The REIT recently branded its platform as Thrive Student Living by Growthpoint, which encompasses both its student accommodation and its supportive student programme. ‘Thrive Student Living offers a new perspective on learning and living, devoted to academic success, personal growth, safety and community – creating environments where students can thrive,’ says Muchanya. ‘It is committed to supporting tomorrow’s leaders to reach their full potential.’ The REIT provides accommodation that is not only purposely designed for student life but also purpose-managed for a more successful and supportive university experience. In addition to the new properties, the portfolio includes Burnett Studios, Hatfield Studios, Festival Studios, Varsity Studios, Kingsway Studios, Richmond Studios and Central Studios.

All elements of the student experience are considered, from the welcoming, upmarket physical accommodation infrastructure to social and environmental factors such as communal space, on-site amenities, and safety and security. They also offer 24/7 support from student-life managers; provide a bridge between the academic faculty and the student’s home base; and have a year-round calendar of programmes and events. Different Thrive Student Living options are suited to a wide range of private and NSFAS students.

Thrive Student Living environments are also the natural choice for corporate bursary programmes invested in the positive educational outcomes of their bursary recipients. They are managed to the high standards of Growthpoint, which is active in initiatives across the entire education value chain as part of its transformative corporate social responsibility. It is recognised for its green building leadership, creating healthy, sustainable environments and operating with a social consciousness that adds value to communities. Fashioning vibrant campus communities aligns with Growthpoint’s ESG goals.
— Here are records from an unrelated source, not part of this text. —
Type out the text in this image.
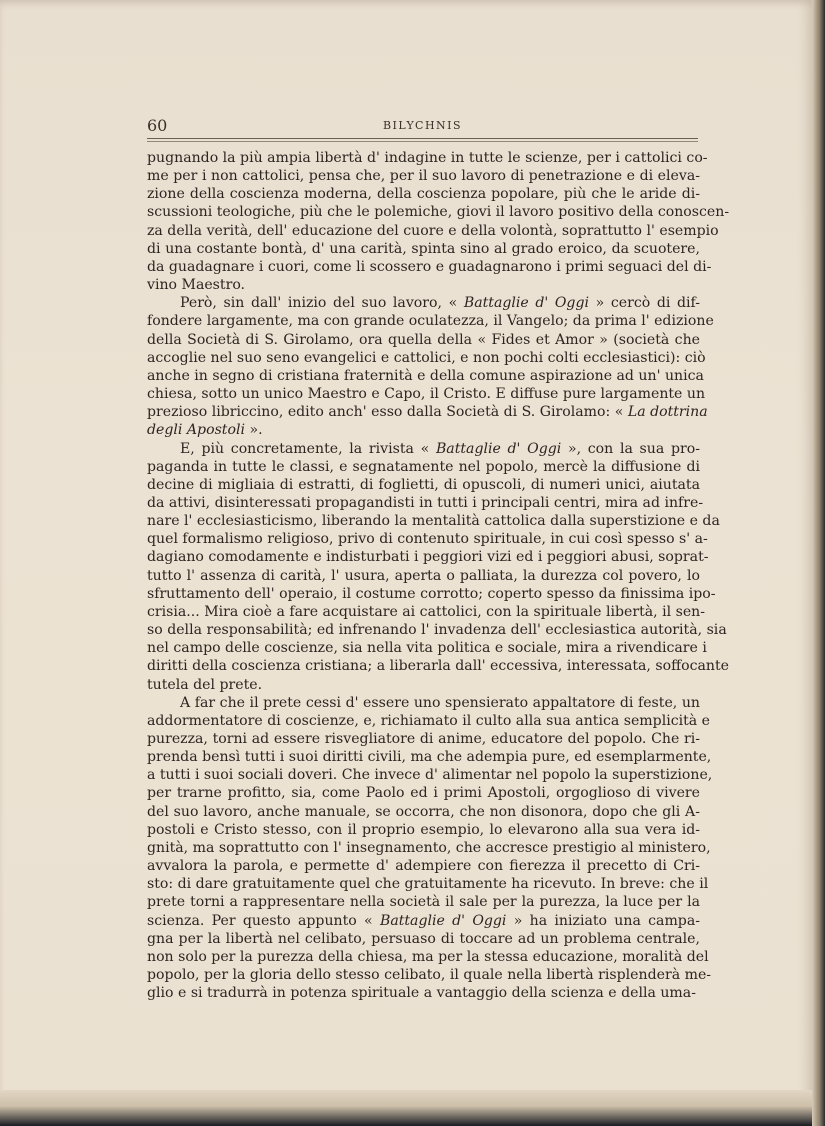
60	BILYCHNIS

pugnando la più ampia libertà d' indagine in tutte le scienze, per i cattolici co-
me per i non cattolici, pensa che, per il suo lavoro di penetrazione e di eleva-
zione della coscienza moderna, della coscienza popolare, più che le aride di-
scussioni teologiche, più che le polemiche, giovi il lavoro positivo della conoscen-
za della verità, dell' educazione del cuore e della volontà, soprattutto l' esempio
di una costante bontà, d' una carità, spinta sino al grado eroico, da scuotere,
da guadagnare i cuori, come li scossero e guadagnarono i primi seguaci del di-
vino Maestro.

Però, sin dall' inizio del suo lavoro, « Battaglie d' Oggi » cercò di dif-
fondere largamente, ma con grande oculatezza, il Vangelo; da prima l' edizione
della Società di S. Girolamo, ora quella della « Fides et Amor » (società che
accoglie nel suo seno evangelici e cattolici, e non pochi colti ecclesiastici): ciò
anche in segno di cristiana fraternità e della comune aspirazione ad un' unica
chiesa, sotto un unico Maestro e Capo, il Cristo. E diffuse pure largamente un
prezioso libriccino, edito anch' esso dalla Società di S. Girolamo: « La dottrina
degli Apostoli ».

E, più concretamente, la rivista « Battaglie d' Oggi », con la sua pro-
paganda in tutte le classi, e segnatamente nel popolo, mercè la diffusione di
decine di migliaia di estratti, di foglietti, di opuscoli, di numeri unici, aiutata
da attivi, disinteressati propagandisti in tutti i principali centri, mira ad infre-
nare l' ecclesiasticismo, liberando la mentalità cattolica dalla superstizione e da
quel formalismo religioso, privo di contenuto spirituale, in cui così spesso s' a-
dagiano comodamente e indisturbati i peggiori vizi ed i peggiori abusi, soprat-
tutto l' assenza di carità, l' usura, aperta o palliata, la durezza col povero, lo
sfruttamento dell' operaio, il costume corrotto; coperto spesso da finissima ipo-
crisia... Mira cioè a fare acquistare ai cattolici, con la spirituale libertà, il sen-
so della responsabilità; ed infrenando l' invadenza dell' ecclesiastica autorità, sia
nel campo delle coscienze, sia nella vita politica e sociale, mira a rivendicare i
diritti della coscienza cristiana; a liberarla dall' eccessiva, interessata, soffocante
tutela del prete.

A far che il prete cessi d' essere uno spensierato appaltatore di feste, un
addormentatore di coscienze, e, richiamato il culto alla sua antica semplicità e
purezza, torni ad essere risvegliatore di anime, educatore del popolo. Che ri-
prenda bensì tutti i suoi diritti civili, ma che adempia pure, ed esemplarmente,
a tutti i suoi sociali doveri. Che invece d' alimentar nel popolo la superstizione,
per trarne profitto, sia, come Paolo ed i primi Apostoli, orgoglioso di vivere
del suo lavoro, anche manuale, se occorra, che non disonora, dopo che gli A-
postoli e Cristo stesso, con il proprio esempio, lo elevarono alla sua vera id-
gnità, ma soprattutto con l' insegnamento, che accresce prestigio al ministero,
avvalora la parola, e permette d' adempiere con fierezza il precetto di Cri-
sto: di dare gratuitamente quel che gratuitamente ha ricevuto. In breve: che il
prete torni a rappresentare nella società il sale per la purezza, la luce per la
scienza. Per questo appunto « Battaglie d' Oggi » ha iniziato una campa-
gna per la libertà nel celibato, persuaso di toccare ad un problema centrale,
non solo per la purezza della chiesa, ma per la stessa educazione, moralità del
popolo, per la gloria dello stesso celibato, il quale nella libertà risplenderà me-
glio e si tradurrà in potenza spirituale a vantaggio della scienza e della uma-
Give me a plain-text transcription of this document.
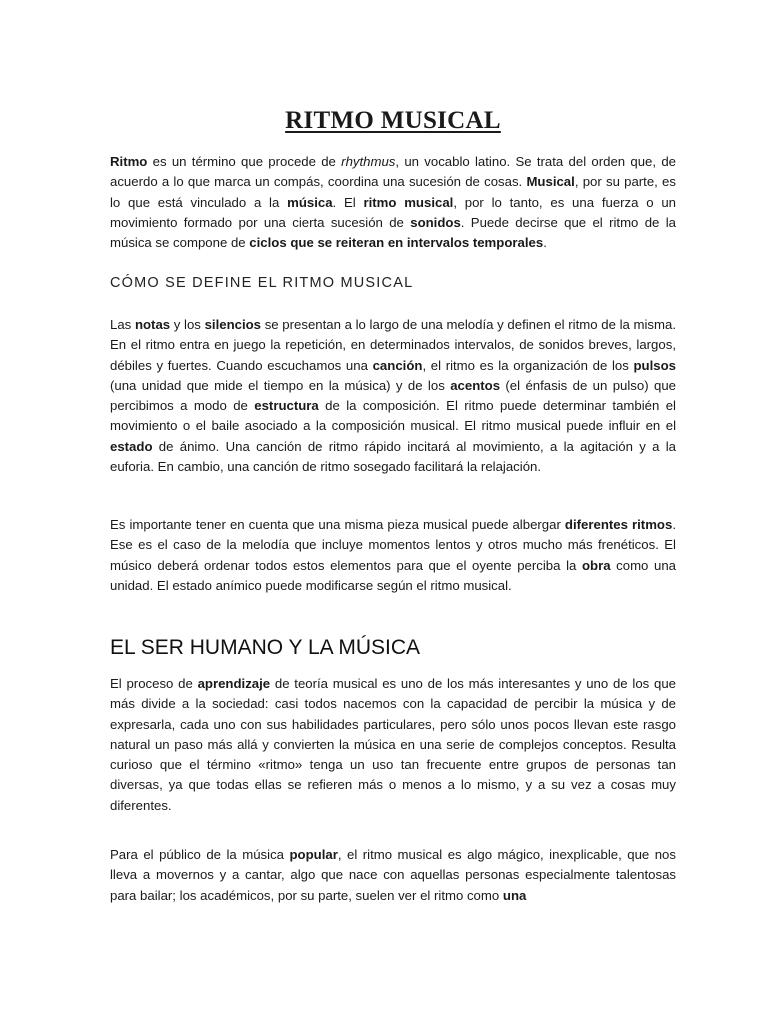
RITMO MUSICAL
Ritmo es un término que procede de rhythmus, un vocablo latino. Se trata del orden que, de acuerdo a lo que marca un compás, coordina una sucesión de cosas. Musical, por su parte, es lo que está vinculado a la música. El ritmo musical, por lo tanto, es una fuerza o un movimiento formado por una cierta sucesión de sonidos. Puede decirse que el ritmo de la música se compone de ciclos que se reiteran en intervalos temporales.
CÓMO SE DEFINE EL RITMO MUSICAL
Las notas y los silencios se presentan a lo largo de una melodía y definen el ritmo de la misma. En el ritmo entra en juego la repetición, en determinados intervalos, de sonidos breves, largos, débiles y fuertes. Cuando escuchamos una canción, el ritmo es la organización de los pulsos (una unidad que mide el tiempo en la música) y de los acentos (el énfasis de un pulso) que percibimos a modo de estructura de la composición. El ritmo puede determinar también el movimiento o el baile asociado a la composición musical. El ritmo musical puede influir en el estado de ánimo. Una canción de ritmo rápido incitará al movimiento, a la agitación y a la euforia. En cambio, una canción de ritmo sosegado facilitará la relajación.
Es importante tener en cuenta que una misma pieza musical puede albergar diferentes ritmos. Ese es el caso de la melodía que incluye momentos lentos y otros mucho más frenéticos. El músico deberá ordenar todos estos elementos para que el oyente perciba la obra como una unidad. El estado anímico puede modificarse según el ritmo musical.
EL SER HUMANO Y LA MÚSICA
El proceso de aprendizaje de teoría musical es uno de los más interesantes y uno de los que más divide a la sociedad: casi todos nacemos con la capacidad de percibir la música y de expresarla, cada uno con sus habilidades particulares, pero sólo unos pocos llevan este rasgo natural un paso más allá y convierten la música en una serie de complejos conceptos. Resulta curioso que el término «ritmo» tenga un uso tan frecuente entre grupos de personas tan diversas, ya que todas ellas se refieren más o menos a lo mismo, y a su vez a cosas muy diferentes.
Para el público de la música popular, el ritmo musical es algo mágico, inexplicable, que nos lleva a movernos y a cantar, algo que nace con aquellas personas especialmente talentosas para bailar; los académicos, por su parte, suelen ver el ritmo como una
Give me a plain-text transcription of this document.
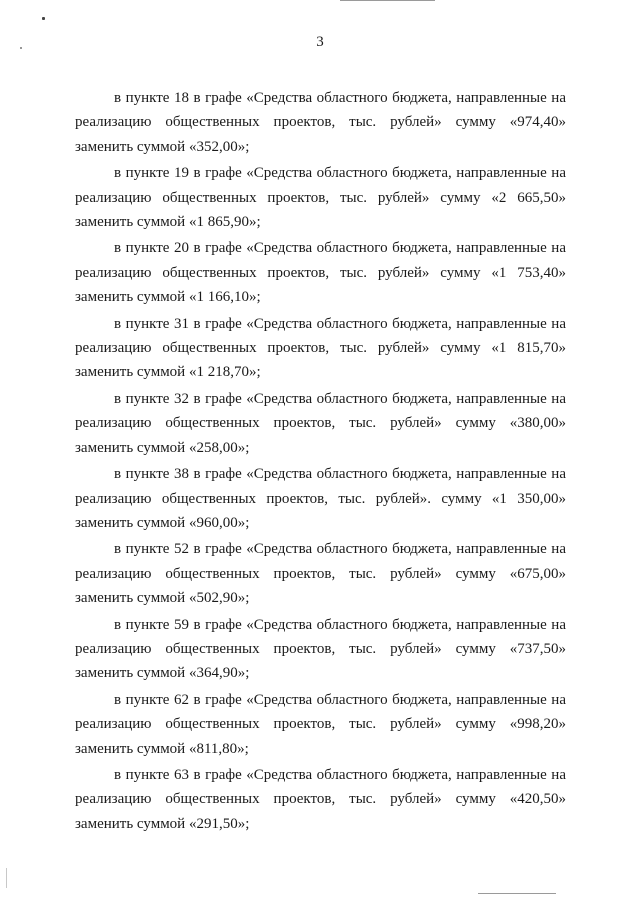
3
в пункте 18 в графе «Средства областного бюджета, направленные на
реализацию общественных проектов, тыс. рублей» сумму «974,40»
заменить суммой «352,00»;
в пункте 19 в графе «Средства областного бюджета, направленные на
реализацию общественных проектов, тыс. рублей» сумму «2 665,50»
заменить суммой «1 865,90»;
в пункте 20 в графе «Средства областного бюджета, направленные на
реализацию общественных проектов, тыс. рублей» сумму «1 753,40»
заменить суммой «1 166,10»;
в пункте 31 в графе «Средства областного бюджета, направленные на
реализацию общественных проектов, тыс. рублей» сумму «1 815,70»
заменить суммой «1 218,70»;
в пункте 32 в графе «Средства областного бюджета, направленные на
реализацию общественных проектов, тыс. рублей» сумму «380,00»
заменить суммой «258,00»;
в пункте 38 в графе «Средства областного бюджета, направленные на
реализацию общественных проектов, тыс. рублей». сумму «1 350,00»
заменить суммой «960,00»;
в пункте 52 в графе «Средства областного бюджета, направленные на
реализацию общественных проектов, тыс. рублей» сумму «675,00»
заменить суммой «502,90»;
в пункте 59 в графе «Средства областного бюджета, направленные на
реализацию общественных проектов, тыс. рублей» сумму «737,50»
заменить суммой «364,90»;
в пункте 62 в графе «Средства областного бюджета, направленные на
реализацию общественных проектов, тыс. рублей» сумму «998,20»
заменить суммой «811,80»;
в пункте 63 в графе «Средства областного бюджета, направленные на
реализацию общественных проектов, тыс. рублей» сумму «420,50»
заменить суммой «291,50»;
As it’s expected to achieve significant growth towards a national tertiary education footprint with prime, tailor-made new developments for which there is a great demand, its positive impacts go beyond education and ultimately boost job opportunities, municipal revenues and communities. The Growthpoint Student Accommodation REIT is not only opening new doors for students but has also opened up a new opportunity for investors – specifically impact investors – to access the defensive, alternative student accommodation asset class with strong fundamentals and proven resilience.